The Morrison government will put another $50 million into carbon capture and storage technology, following more than $1 billion in taxpayer subsidies and investment from the fossil fuel sector since the early 2000s.
This is part of the government’s $1.9 billion “new technologies” package, aimed at funding fledgling projects such as making gas-fired hydrogen fuel – a process that still needs CCS as the process releases carbon dioxide that has to be buried if the hydrogen is to pass as clean energy.
Carbon capture and storage technology has been backed by the likes of the International Energy Agency (IEA), International Panel on Climate Change (IPCC) and fossil fuel lobbies to reduce emissions but it has enjoyed little commercial success in Australia and abroad.
The proposal was backed by oil fossil fuel companies but Emma Herd, chief executive officer of the Investor Group on Climate Change (IGCC ), said investors did not want taxpayer money spent on CCS in the fossil fuel industry.
Though the consortium, which has $2 trillion under management, does back CCS funding in other sectors, which would include capturing, storing and in some cases utilising the carbon dioxide that will be emitted by producers of cement, plastics and steel, even if those manufacturers were to source 100 per cent of their power from renewables.
“Institutional investors have little appetite to allocate capital to legacy technology such as fossil fuels with carbon capture, utilisation and storage in the electricity sector,” Ms Herd said.
“Expanding the functions of the ARENA [Australian Renewable Energy Agency] and the CEFC [Clean Energy Finance Corporation] to open up opportunities for this technology in other sectors can be valuable for creating opportunities for zero and negative emission technologies in harder to abate industries,” she said.
The funding hinges on Parliament approving an extension to the remits of the Clean Energy Finance Corporation and the Australian Renewable Energy Agency to include fossil fuel research.
Currently, the CEFC can invest only in clean energy technologies; ARENA can support only renewable energy.
Capturing carbon for permanent storage underground is seen as key in so-called “negative emissions technologies” – processes that suck carbon dioxide out of the air – to help reach the global goal of limiting warming to below two degrees.
The Morrison government’s strategy to support gas-made hydrogen, which promises to be a powerful fuel replacement for coking coal in the steel-making process, is contingent on CCS successfully working.
More support needed
But enthusiastic efforts to support CCS have so far proved costly and can boast only limited success. The Australia Institute estimates $1.3 billion of taxpayer money was spent on CCS research from 2003 to 2017.
In the years since the first push to explore the technology under the Howard government, several pilot projects using the technology in coal-fired power generation either fell by the wayside or were completed without any commercial follow-up due to high costs.
A $2.5 billion-plus project at Chevron’s $US54 billion ($82 billion) Gorgon LNG venture on Western Australia’s Barrow Island started up last August more than two years late and is still ramping up to full capacity but is set to be the largest CCS project worldwide.

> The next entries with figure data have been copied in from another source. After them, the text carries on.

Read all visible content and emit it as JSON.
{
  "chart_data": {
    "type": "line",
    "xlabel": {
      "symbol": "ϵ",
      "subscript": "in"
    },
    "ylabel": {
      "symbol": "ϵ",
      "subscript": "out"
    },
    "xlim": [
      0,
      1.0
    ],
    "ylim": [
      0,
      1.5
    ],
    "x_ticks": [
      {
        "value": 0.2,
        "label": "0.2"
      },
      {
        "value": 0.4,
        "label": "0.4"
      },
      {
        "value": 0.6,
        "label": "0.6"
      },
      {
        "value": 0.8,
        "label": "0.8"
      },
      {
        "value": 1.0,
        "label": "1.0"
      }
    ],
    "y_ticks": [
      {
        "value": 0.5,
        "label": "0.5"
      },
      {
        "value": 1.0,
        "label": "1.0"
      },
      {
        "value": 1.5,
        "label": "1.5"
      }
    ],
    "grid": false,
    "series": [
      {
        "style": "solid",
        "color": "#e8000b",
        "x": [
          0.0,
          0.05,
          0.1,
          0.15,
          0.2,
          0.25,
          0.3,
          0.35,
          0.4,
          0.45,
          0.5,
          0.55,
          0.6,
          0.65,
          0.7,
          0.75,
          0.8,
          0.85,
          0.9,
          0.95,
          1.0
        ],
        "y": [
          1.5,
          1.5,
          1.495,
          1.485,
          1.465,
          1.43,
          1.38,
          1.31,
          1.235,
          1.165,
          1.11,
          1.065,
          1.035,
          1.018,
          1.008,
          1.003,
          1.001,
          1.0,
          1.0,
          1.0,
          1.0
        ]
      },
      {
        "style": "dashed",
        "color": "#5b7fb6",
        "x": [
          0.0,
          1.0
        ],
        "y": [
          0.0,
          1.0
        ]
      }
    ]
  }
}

The Gorgon project is expected to inject 3.4 million-4 million tonnes of greenhouse gas emissions each year once fully running.
The expensive investment, for which the federal government contributed $60 million through its Low Emissions Technology Demonstration Fund, is expected to make Gorgon the least carbon-intensive LNG project in Australia.
Woodside Petroleum chief executive Peter Coleman said in March the longer the company’s $31 billion Browse LNG project was delayed, the more likely it was to include carbon capture from the outset.
He welcomed the government’s support for “carbon management technologies”, pointing out it would “support the development of next-generation technology for new gas projects in Australia and emerging industries, like hydrogen”.
Oil and gas giant Santos is also working on a CCS project in the Cooper Basin in South Australia’s north with BP, but is yet to make a final investment decision on the project, which would sequester 1.7 million tonnes of emissions.
Santos chief executive officer Kevin Gallagher backed the government’s decision to use the green banks to fund CCS, recognising current CCS projects fall short of what is needed.
“Just as private investment in renewable energy deployment was accelerated through public policy and funding over the last two decades, we now need to focus on accelerating CCS in similar ways,” he said.
“Today, CCS projects store around 40 million tonnes per year of carbon dioxide, far short of the more than 2 billion tonnes of carbon dioxide the IEA forecasts that CCS projects will need to store each year by 2040.